The Great Debate

on Wednesday, 20 January 2010
If you're not familiar with The Economist, here's a short review of it's content:

1) It's a magazine that focuses a lot on worldly issues that span from business, economics, social issues, and other important faculties like language, technology and sometimes popular culture.

2) The discussions in The Economist involve serious discussions which involves statistics, opinions, and factual reports about a certain discussion. i.e. The Nuclear Programme of Iran (which so happened was the debate before this current one)

Having said that, the current debate that is going on now is:

This house believes that women in the developed world have never had it so good.

First of all, it is important to inform you a little bit about the layout of this debate. They have tried to moderate this debate by having a moderator and electing 1 proposer for each side (defending and against). The live debate is extremely interesting with polls and posting opinions that are for or against the aforementioned people and their arguments towards the motion. Sometimes, the opinions are perpetually biased to one side to make the debate more engaging, whereas some of the opinions are just making general statements and feelings (the moderator mentioned about allowing people to express their emotions) when they read about this debate.
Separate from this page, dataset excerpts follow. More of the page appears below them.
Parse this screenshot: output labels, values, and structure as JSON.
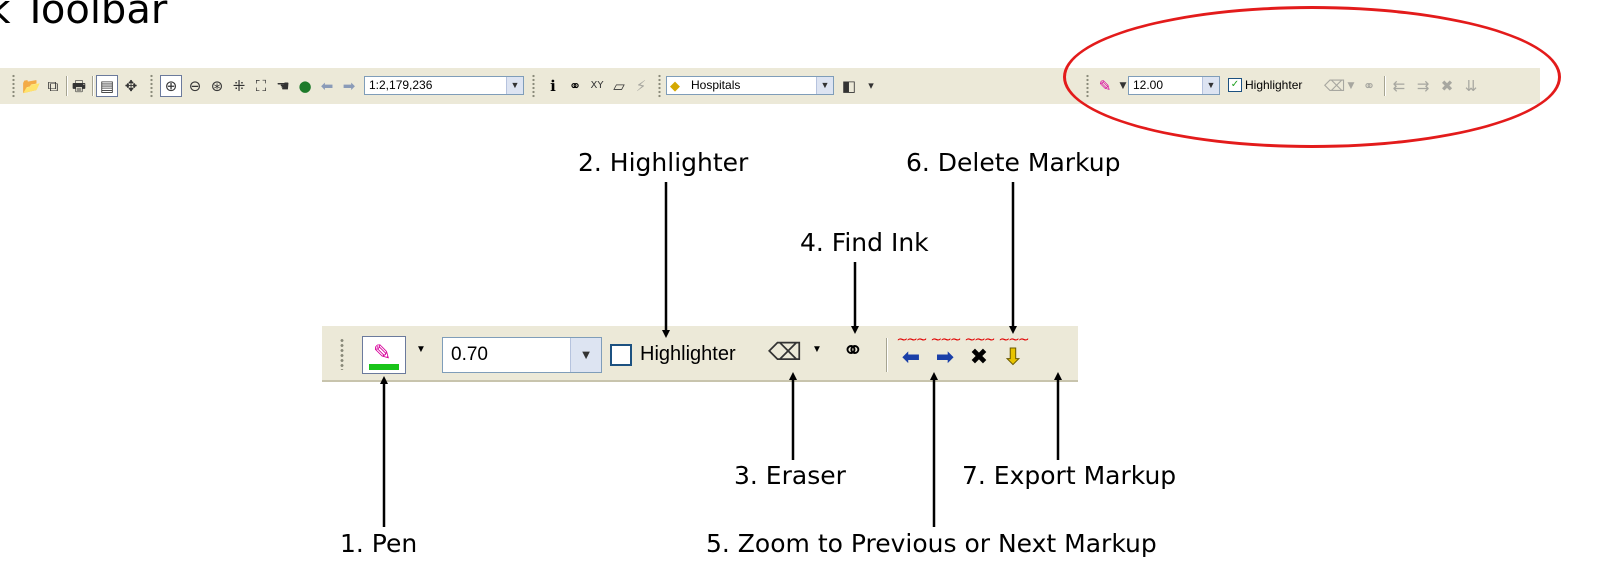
{
  "title": "nk Toolbar",
  "full_toolbar": {
    "scale_value": "1:2,179,236",
    "layer_value": "Hospitals",
    "ink_size_value": "12.00",
    "highlighter_label": "Highlighter",
    "highlighter_checked": true
  },
  "ink_toolbar": {
    "pen_color": "#19c419",
    "size_value": "0.70",
    "highlighter_label": "Highlighter",
    "highlighter_checked": false
  },
  "callouts": {
    "pen": "1. Pen",
    "highlighter": "2. Highlighter",
    "eraser": "3. Eraser",
    "find_ink": "4. Find Ink",
    "zoom_markup": "5. Zoom to Previous or Next Markup",
    "delete_markup": "6. Delete Markup",
    "export_markup": "7. Export Markup"
  },
  "colors": {
    "ellipse": "#e31b1b",
    "toolbar_bg": "#ece9d8"
  }
}
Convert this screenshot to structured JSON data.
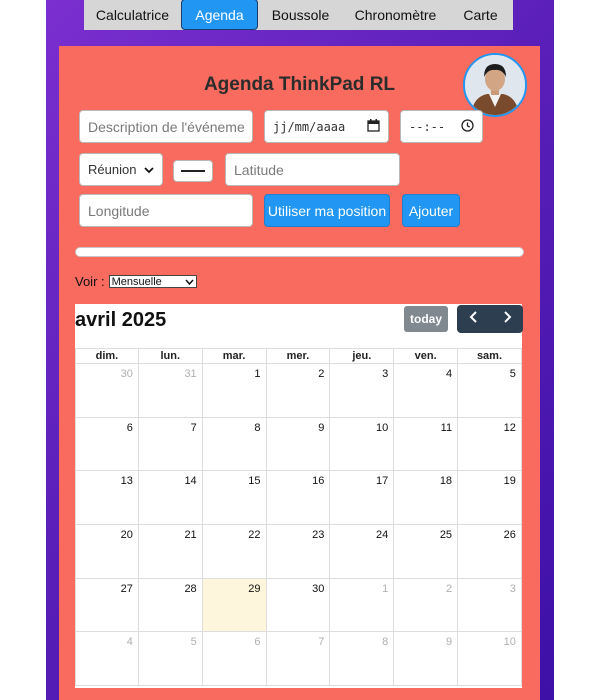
{
  "tabs": [
    {
      "label": "Calculatrice",
      "active": false
    },
    {
      "label": "Agenda",
      "active": true
    },
    {
      "label": "Boussole",
      "active": false
    },
    {
      "label": "Chronomètre",
      "active": false
    },
    {
      "label": "Carte",
      "active": false
    }
  ],
  "app": {
    "title": "Agenda ThinkPad RL"
  },
  "form": {
    "description_placeholder": "Description de l'événement",
    "date_placeholder": "jj/mm/aaaa",
    "time_placeholder": "--:--",
    "type_selected": "Réunion",
    "latitude_placeholder": "Latitude",
    "longitude_placeholder": "Longitude",
    "use_position_label": "Utiliser ma position",
    "add_label": "Ajouter"
  },
  "progress": {
    "value": 0
  },
  "view": {
    "label": "Voir :",
    "selected": "Mensuelle"
  },
  "calendar": {
    "title": "avril 2025",
    "today_label": "today",
    "weekdays": [
      "dim.",
      "lun.",
      "mar.",
      "mer.",
      "jeu.",
      "ven.",
      "sam."
    ],
    "weeks": [
      [
        {
          "d": "30",
          "o": true
        },
        {
          "d": "31",
          "o": true
        },
        {
          "d": "1"
        },
        {
          "d": "2"
        },
        {
          "d": "3"
        },
        {
          "d": "4"
        },
        {
          "d": "5"
        }
      ],
      [
        {
          "d": "6"
        },
        {
          "d": "7"
        },
        {
          "d": "8"
        },
        {
          "d": "9"
        },
        {
          "d": "10"
        },
        {
          "d": "11"
        },
        {
          "d": "12"
        }
      ],
      [
        {
          "d": "13"
        },
        {
          "d": "14"
        },
        {
          "d": "15"
        },
        {
          "d": "16"
        },
        {
          "d": "17"
        },
        {
          "d": "18"
        },
        {
          "d": "19"
        }
      ],
      [
        {
          "d": "20"
        },
        {
          "d": "21"
        },
        {
          "d": "22"
        },
        {
          "d": "23"
        },
        {
          "d": "24"
        },
        {
          "d": "25"
        },
        {
          "d": "26"
        }
      ],
      [
        {
          "d": "27"
        },
        {
          "d": "28"
        },
        {
          "d": "29",
          "t": true
        },
        {
          "d": "30"
        },
        {
          "d": "1",
          "o": true
        },
        {
          "d": "2",
          "o": true
        },
        {
          "d": "3",
          "o": true
        }
      ],
      [
        {
          "d": "4",
          "o": true
        },
        {
          "d": "5",
          "o": true
        },
        {
          "d": "6",
          "o": true
        },
        {
          "d": "7",
          "o": true
        },
        {
          "d": "8",
          "o": true
        },
        {
          "d": "9",
          "o": true
        },
        {
          "d": "10",
          "o": true
        }
      ]
    ]
  },
  "colors": {
    "panel": "#f96b5e",
    "accent": "#2196f3",
    "today_bg": "#fdf6dc",
    "nav_dark": "#2c3e50"
  }
}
Personally, I'm particularly interested in talking about the phrase women in the developed world. That to me is already a subject of debate itself. Terry O' Neil as the leader of the opposition has made it clear of her interest in that clause as well. She mentioned that the women in developing countries are probably in dire situations and The Economist is in no way implying that they are only interested in women in the developed nations.

Really? Sure about it? I think there are 2 prongs to look at in this clause. Firstly, lets talk about what O' Neil mentioned in her short statement. Are people interested? Are people concerned? Are they going to debate about it? To me, there is very little known statistics of such undeveloped places. It is not really the matter of concern, it is the matter of procurement. Really, would a country who has problems with famine, corruption, or even civil war will have time and the energy to decide on gender issues? We are appalled by the situations that they are in while we're sitting at the comforts of our ventilated rooms with a desk and a laptop. We are disgusted by the fact that while we so ravenously despise and detest our education, our systems, while in some places, the only system is corruption, the only education is counting change. How do these people in such situations bother about gender issues? I find it impossible to debate about people from such places as though we understand them, and even have the faintest idea about them unless you're in that situation or have been in that situation long enough to say that you understand.
Secondly, the fact that they mention women in developed countries as though they can all be stratified into one category. Women in developed countries mean? They're all rich? They ALL have opportunities? They ALL are receiving or experiencing the same amount of economic problems? This is completely impossible to generalise if there is to be a proper debate. You could say that developed countries are more capable of taking care of their own people. I say, BAH! Developed countries like the U.S. are in debt. Even if they were not, the division of class is extremely dire due to the concept of it's economy. Let me make this clear by stating the opposite. What does it mean then by women of third world countries? They are suffering? Poor? Uneducated? Exploited? Really? Living in a third world country, I can almost guarantee you that in my country, women are not only climbing ladders, they are building whole new ones and scrambling up these women only ladders. It is impossible to then generalise women of the third world.

It is insulting to say that women of the third world are such and such. I know of a few women right here right now, sitting near me in my staffroom that if I even hint of such terms to them, they'll cut me open, and slice me into bite size chunks for their latest broth. We have come too far to talk about this. We have already advanced too much in literature and technology that we shouldn't be overgeneralising things like how we would have done it 30 years ago. If we really want to talk about women in such debates...

... you have to give them more credit.